Barclays bosses past and present: Antony Jenkins, John Varley, Jes Staley (in post) and Bob Diamond © FT montage; PA; Reuters; Rosie Hallam

Jes Staley’s Jeffrey Epstein issue is just the latest Barclays tangle

Here’s why running this particular British bank is like riding a rollercoaster

The writer is author of ‘The Bank That Lived a Little: Barclays in the Age of the Very Free Market’

What is it about Barclays? This accident-prone British bank is a long-term underperformer — its share price is down 75 per cent from its 2007 peak — and plagued by frequent, rapid changes of chief executive.

Is there a rational explanation for this or is it simply down to bad luck? These questions have returned to the fore now that Barclays has revealed that its current leader, Jes Staley, is under investigation by UK regulators over his “characterisation” of his relationship with disgraced US financier Jeffrey Epstein, who committed suicide while awaiting trial on sex-trafficking charges.

History shows that becoming CEO of Barclays is like getting on a rollercoaster. Few of the bank’s chief executives have had a smooth ride and for most the ride has ended early. This remarkable story requires explanation.

Barclays did not formally have a chief executive until 1992, before that it was headed by an executive chairman. Nine men — and no women — have held the position of CEO. The boards who appointed them have made some spectacular about turns, beginning with the very first chief, Andrew Buxton. He was eased out after two years for not being radical enough. His successor, Martin Taylor, then lost the largely unchanged board’s support in 1998 for being, yes, you have guessed it, too radical.

Barclays poached Michael O’Neill from Bank of America to be Mr Taylor’s permanent successor in February 1999. But he withdrew two months later on health grounds. He went on to become a hugely successful chairman of Citigroup and in the light of Barclays’ subsequent history could be forgiven for counting his lucky stars.

The ride at Barclays has become even faster and riskier in the last 15 years. John Varley, a quietly determined Englishman whowas at the time related by marriage to one of the founding Barclays families, became CEO in 2004. He steered the bank through the first phase of the 2008 financial crisis and left of his own choosing in 2010.

There was still a sting in the tail. In 2012, the Serious Fraud Office announced it was investigating the bank’s 2008 fundraising involving Qatari investors. And Mr Varley was charged in 2017 along with three other former senior Barclays executives with fraud allegations. He was acquitted last year but it was an unpleasant codicil to his Barclays career.

Next came the hard-charging Wall Street investment banker Bob Diamond. His full-throated universal banking strategy never enjoyed the total support of the UK authorities, particularly Bank of England governor Mervyn King. During the financial crisis Mr Diamond, then leading Barclays’ investment banking arm, snatched up the US assets of Lehman Brothers out of bankruptcy.

Although regulators approved Mr Diamond’s promotion to CEO, he was there on sufferance and they bided their time.

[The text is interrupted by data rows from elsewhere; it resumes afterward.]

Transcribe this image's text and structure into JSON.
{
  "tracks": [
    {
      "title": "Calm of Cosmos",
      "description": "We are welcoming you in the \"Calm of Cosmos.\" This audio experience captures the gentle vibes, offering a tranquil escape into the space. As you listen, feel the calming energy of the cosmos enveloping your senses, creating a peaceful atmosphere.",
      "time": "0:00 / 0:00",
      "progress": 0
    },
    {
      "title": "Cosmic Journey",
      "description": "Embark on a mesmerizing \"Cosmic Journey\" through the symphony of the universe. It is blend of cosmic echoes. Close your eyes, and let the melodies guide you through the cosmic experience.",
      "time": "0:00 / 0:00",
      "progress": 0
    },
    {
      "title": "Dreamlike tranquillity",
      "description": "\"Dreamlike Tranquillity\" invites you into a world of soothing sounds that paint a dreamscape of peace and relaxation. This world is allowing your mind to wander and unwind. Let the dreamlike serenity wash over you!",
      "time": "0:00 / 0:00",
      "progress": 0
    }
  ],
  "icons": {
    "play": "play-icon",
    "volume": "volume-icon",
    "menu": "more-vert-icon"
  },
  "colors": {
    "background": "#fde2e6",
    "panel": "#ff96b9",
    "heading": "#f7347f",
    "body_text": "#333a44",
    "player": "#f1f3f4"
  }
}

A series of reputational issues led regulators to warn Barclays’ board about cultural failings in early 2012, and the Libor scandal proved to be the last straw. After Barclays became the first bank to admit its traders had rigged the ubiquitous interest rate, the BoE insisted Barclays get rid of Mr Diamond.

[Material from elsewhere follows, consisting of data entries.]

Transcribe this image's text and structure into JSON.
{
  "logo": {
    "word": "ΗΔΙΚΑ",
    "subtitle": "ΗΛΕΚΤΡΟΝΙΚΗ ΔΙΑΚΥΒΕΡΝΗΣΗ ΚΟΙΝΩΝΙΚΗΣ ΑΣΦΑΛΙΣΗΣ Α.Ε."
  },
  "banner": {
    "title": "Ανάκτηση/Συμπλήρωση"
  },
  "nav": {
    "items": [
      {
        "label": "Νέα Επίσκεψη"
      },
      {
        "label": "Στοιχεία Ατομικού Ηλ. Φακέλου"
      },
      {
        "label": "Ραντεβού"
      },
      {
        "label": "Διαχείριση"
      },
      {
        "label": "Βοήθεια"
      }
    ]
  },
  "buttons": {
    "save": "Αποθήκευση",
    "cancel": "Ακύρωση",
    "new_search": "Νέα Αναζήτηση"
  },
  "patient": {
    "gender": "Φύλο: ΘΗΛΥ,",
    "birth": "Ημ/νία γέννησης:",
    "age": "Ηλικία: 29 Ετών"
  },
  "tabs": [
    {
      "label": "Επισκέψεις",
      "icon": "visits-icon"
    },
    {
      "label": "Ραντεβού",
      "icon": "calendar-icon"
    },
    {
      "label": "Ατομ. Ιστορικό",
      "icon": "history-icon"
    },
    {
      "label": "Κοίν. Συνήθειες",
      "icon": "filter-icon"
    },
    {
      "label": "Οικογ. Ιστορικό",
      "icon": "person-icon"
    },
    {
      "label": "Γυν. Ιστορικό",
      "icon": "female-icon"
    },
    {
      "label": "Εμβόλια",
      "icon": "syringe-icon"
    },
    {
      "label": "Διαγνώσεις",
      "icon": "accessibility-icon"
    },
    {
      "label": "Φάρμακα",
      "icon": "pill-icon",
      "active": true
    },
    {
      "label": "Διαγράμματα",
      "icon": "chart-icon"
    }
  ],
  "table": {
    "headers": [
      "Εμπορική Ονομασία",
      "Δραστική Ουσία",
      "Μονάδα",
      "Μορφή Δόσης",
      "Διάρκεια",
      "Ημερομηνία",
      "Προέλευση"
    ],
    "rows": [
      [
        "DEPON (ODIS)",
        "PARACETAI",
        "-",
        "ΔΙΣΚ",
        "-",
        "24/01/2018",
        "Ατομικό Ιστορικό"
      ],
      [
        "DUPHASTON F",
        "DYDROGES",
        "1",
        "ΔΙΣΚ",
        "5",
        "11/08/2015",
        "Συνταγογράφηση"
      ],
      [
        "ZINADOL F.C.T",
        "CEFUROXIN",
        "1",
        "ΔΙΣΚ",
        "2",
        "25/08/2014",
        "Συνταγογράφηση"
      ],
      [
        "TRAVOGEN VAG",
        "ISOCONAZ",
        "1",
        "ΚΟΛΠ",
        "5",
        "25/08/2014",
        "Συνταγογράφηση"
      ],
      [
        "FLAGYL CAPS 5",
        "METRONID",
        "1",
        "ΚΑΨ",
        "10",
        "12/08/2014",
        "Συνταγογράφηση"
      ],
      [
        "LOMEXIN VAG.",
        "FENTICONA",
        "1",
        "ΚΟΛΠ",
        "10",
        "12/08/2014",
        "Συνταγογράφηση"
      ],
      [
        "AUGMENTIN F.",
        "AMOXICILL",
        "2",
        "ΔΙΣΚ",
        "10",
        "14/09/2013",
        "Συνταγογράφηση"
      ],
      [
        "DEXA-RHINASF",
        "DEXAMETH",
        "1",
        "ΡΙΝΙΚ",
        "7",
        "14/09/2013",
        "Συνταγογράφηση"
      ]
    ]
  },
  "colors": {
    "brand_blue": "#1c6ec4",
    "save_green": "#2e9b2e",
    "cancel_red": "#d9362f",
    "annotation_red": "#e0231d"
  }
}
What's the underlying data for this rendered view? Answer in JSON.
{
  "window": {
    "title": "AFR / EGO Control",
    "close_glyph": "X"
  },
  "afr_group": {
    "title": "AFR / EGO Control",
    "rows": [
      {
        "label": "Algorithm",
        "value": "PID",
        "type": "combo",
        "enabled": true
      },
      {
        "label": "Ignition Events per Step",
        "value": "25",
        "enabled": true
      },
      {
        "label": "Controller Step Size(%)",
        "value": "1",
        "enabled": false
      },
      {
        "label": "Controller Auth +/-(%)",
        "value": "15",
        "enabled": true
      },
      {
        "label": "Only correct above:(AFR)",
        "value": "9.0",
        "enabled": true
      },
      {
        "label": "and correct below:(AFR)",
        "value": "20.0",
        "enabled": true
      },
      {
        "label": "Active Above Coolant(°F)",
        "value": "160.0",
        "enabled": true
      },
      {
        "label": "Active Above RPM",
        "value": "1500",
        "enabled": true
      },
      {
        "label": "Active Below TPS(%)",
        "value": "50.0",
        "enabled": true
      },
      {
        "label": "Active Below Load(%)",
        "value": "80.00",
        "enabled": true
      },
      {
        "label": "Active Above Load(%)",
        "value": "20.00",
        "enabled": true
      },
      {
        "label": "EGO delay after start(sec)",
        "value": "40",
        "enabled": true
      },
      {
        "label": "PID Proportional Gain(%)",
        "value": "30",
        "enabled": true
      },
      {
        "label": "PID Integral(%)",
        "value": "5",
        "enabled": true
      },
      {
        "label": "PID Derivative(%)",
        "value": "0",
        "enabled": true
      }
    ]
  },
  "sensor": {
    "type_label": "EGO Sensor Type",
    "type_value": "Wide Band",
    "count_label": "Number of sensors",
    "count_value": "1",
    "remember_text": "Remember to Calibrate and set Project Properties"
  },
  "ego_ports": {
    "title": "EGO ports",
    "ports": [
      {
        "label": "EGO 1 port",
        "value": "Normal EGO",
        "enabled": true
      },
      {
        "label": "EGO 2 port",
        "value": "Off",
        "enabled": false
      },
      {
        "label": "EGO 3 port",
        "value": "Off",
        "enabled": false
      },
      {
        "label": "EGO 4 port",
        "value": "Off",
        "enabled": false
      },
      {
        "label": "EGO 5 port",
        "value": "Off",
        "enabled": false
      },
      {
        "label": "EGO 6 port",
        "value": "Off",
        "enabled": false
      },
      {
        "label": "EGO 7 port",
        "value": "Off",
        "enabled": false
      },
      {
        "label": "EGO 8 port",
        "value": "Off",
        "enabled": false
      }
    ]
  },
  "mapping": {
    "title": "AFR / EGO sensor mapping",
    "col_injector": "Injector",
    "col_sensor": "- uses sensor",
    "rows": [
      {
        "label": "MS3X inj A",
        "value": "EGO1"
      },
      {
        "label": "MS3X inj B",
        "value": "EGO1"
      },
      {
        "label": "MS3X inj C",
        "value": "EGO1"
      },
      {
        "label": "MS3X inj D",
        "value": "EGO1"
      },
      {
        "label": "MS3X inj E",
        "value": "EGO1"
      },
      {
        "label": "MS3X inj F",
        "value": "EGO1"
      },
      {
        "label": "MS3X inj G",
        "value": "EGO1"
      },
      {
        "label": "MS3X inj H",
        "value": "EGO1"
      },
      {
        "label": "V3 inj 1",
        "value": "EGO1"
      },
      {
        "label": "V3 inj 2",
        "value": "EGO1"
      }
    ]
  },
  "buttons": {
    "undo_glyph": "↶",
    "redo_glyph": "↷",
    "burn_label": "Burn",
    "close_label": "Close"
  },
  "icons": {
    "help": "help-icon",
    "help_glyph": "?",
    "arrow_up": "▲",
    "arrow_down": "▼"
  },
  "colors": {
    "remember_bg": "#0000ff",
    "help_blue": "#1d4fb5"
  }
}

The careful British consumer banker Antony Jenkins, was much better liked by the regulators but not, it turned out, by the board which had appointed him. Dubbed “St Antony”, Mr Jenkins sought to clean up the bank’s culture and trimmed its balance sheet. But his proposals to shrink the investment bank clashed with the board’s ambitions. In 2015, he too was removed from office.

By now a pattern was emerging at the top of Barclays: Brit, Yank, Brit, Yank and the board turned next to Mr Staley. A former JPMorgan investment banker, Mr Staley argues that consumer and investment banking are countercyclical and Barclays needs both. When that strategy was challenged by activist investor Edward Bramson, shareholders backed the board and by implication Mr Staley. The bank appeared close to answering its core strategic dilemma.

But Mr Staley has other problems: Four years ago he broke all kinds of rules by trying to unmask a whistleblower and was later fined £640,000. Now authorities are asking if he misled them about his dealings with Epstein, a big client of JPMorgan’s private bank while Mr Staley was there. Authorities have received a cache of emails that suggested their relationship was friendlier than claimed by Mr Staley, who had categorised their relationship as professional. Just as Mr Diamond discovered seven years ago, Mr Staley is learning that — like the postman — the BoE always rings twice.

So what is it about Barclays? First, it is a bank and banks are notoriously difficult to manage. As a high-street brand it is closely watched by consumers, and as a FTSE 100 company it is scrutinised by fund managers. It is always in the public eye. Second, its universal banking business strategy has divided investors and at times the board. With that debate lurking in the background, controversy has never been far away. Third, Barclays has cultural issues which go way back in time, including a historic defensiveness in the face of external challenge. The current investigation into Mr Staley is also in effect an inquiry into the credibility of a board that accepted his word; there is much riding on it.